Students from the nex+Gen Academy Magnet High School in Albuquerque work with production on the documentary “Vape.” (Courtesy of Chris Schueler)

Production of the documentary “Vape” took more than six months. (Courtesy of Chris Schueler)

Copyright © 2019 Albuquerque Journal

More than 50% of New Mexico high school students have used an electronic vaping product.

This number is alarming to filmmaker Chris Schueler and is the impetus behind his latest documentary, “Vape.”

“Vaping is becoming the big issue in a teen’s life,” Schueler said. “I wanted to put together a documentary that sheds light on the dangers of vaping. It’s more detrimental than being addicted to cigarettes.”

The documentary will get a free public screening at 6 p.m. Friday at the South Broadway Cultural Center, 1025 Broadway SE. The event is also presented by the Albuquerque Mayor’s Youth Advisory Council and there will be information tables available.

Schueler began his research more than two years ago.

He made sure to include information on nicotine addiction, the ingredients in vape liquid and pods, secondhand vapor and its effect on others, as well as how flavorings increase the likelihood of gum and tooth decay.

“Our goal is to open discussion and empower youth with information about e-cigs, so they understand what this epidemic can do to them, health-wise, in years to come,” he said. “The program really explains the parallels between the cigarette craze of 40 or 50 years ago and how this e-cigarette craze is identical in terms of harm to your health. As you look at the early cigarette commercials, and then you see how companies today are marketing their e-cigarette products, we have a real problem.”

Dr. Shaun Singh Sidhu, a child psychologist, said most parents may not even know if their children are vaping.

“Some of the vaping aerosols are odorless, and some smell like sort of benign things, pineapple. Some of the vaping devices don’t even look like cigarettes,” Sidhu said in the documentary.

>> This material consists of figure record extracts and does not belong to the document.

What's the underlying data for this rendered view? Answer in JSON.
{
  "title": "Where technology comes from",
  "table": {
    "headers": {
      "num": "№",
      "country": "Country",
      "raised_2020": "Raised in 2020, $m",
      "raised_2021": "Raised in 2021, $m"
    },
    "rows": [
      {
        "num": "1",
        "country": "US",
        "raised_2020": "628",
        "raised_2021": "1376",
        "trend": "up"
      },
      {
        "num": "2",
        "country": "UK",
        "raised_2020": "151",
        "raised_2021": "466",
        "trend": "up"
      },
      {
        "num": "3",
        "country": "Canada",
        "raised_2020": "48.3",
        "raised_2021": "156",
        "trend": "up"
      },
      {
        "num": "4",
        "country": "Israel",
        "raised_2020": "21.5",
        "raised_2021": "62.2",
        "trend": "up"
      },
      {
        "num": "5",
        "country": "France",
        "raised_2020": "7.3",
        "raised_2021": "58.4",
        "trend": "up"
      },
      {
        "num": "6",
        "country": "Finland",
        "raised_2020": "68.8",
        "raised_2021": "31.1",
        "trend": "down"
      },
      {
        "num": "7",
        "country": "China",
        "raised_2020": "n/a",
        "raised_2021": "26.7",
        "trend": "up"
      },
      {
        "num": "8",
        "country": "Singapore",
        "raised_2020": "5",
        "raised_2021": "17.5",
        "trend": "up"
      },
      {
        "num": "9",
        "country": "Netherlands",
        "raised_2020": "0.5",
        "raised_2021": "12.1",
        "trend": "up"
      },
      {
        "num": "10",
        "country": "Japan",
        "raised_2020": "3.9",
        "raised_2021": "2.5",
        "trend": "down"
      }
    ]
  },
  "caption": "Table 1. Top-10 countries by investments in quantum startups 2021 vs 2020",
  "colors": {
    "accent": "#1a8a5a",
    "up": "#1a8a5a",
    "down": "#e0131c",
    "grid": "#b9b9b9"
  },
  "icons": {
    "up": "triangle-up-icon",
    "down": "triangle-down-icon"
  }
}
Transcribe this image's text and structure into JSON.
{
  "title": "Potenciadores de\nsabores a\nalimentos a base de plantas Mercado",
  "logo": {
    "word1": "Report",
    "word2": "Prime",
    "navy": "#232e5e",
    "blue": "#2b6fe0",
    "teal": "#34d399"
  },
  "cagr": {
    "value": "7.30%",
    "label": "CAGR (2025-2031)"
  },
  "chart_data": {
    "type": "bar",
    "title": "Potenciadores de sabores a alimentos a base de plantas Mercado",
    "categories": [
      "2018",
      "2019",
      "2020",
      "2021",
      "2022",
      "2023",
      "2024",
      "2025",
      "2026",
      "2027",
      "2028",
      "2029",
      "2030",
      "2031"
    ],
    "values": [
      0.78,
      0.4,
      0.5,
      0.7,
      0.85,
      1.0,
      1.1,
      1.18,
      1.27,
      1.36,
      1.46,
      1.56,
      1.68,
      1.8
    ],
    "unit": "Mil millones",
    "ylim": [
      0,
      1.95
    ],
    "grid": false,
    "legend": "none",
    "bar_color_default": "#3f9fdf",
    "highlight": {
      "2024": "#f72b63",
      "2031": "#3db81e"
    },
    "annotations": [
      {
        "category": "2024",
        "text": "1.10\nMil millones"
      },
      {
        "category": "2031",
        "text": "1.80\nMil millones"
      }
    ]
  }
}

According to Dr. Dona Upson, professor of medicine at the University of New Mexico Health Sciences Center, “Kids who we would have thought would have been protected from smoking, based on their demographics, their social standing, their academic prowess, those kids are more likely to use e-cigarettes and progress on to combusted cigarettes. I think the real danger of vaping is that we are addicting a new generation of kids to nicotine.”

The project includes the one-hour documentary, shorter videos for use with groups and in classrooms along with a curriculum/viewer guide, as well as social media engagement to encourage discussion about all the forms of vaping products and how they affect long-term health.

“I’ve become this crazy expert on vaping,” Schueler said. “Then you get into the whole thing about THC and other drugs. I’d tell teens to never share a vape at a party because you don’t know what is in it.”

Schueler also got New Mexico teens together for a think tank.

Although more schools are involved, the students featured in the documentary are from Sandia Preparatory School and nex+Gen Academy Magnet High School.

“I really wanted to involve teens, because this is a problem that they are facing,” Schueler said. “We had so much useful information that we had to wade through for the documentary.”

“Vape” will also air at 7 p.m. Saturday on KWBQ; 11 a.m. Sundayon Fox NM; 7 p.m. Aug. 21 on KASY and 3 p.m. Aug. 24 on KRQE. New Mexico PBS will air it in October.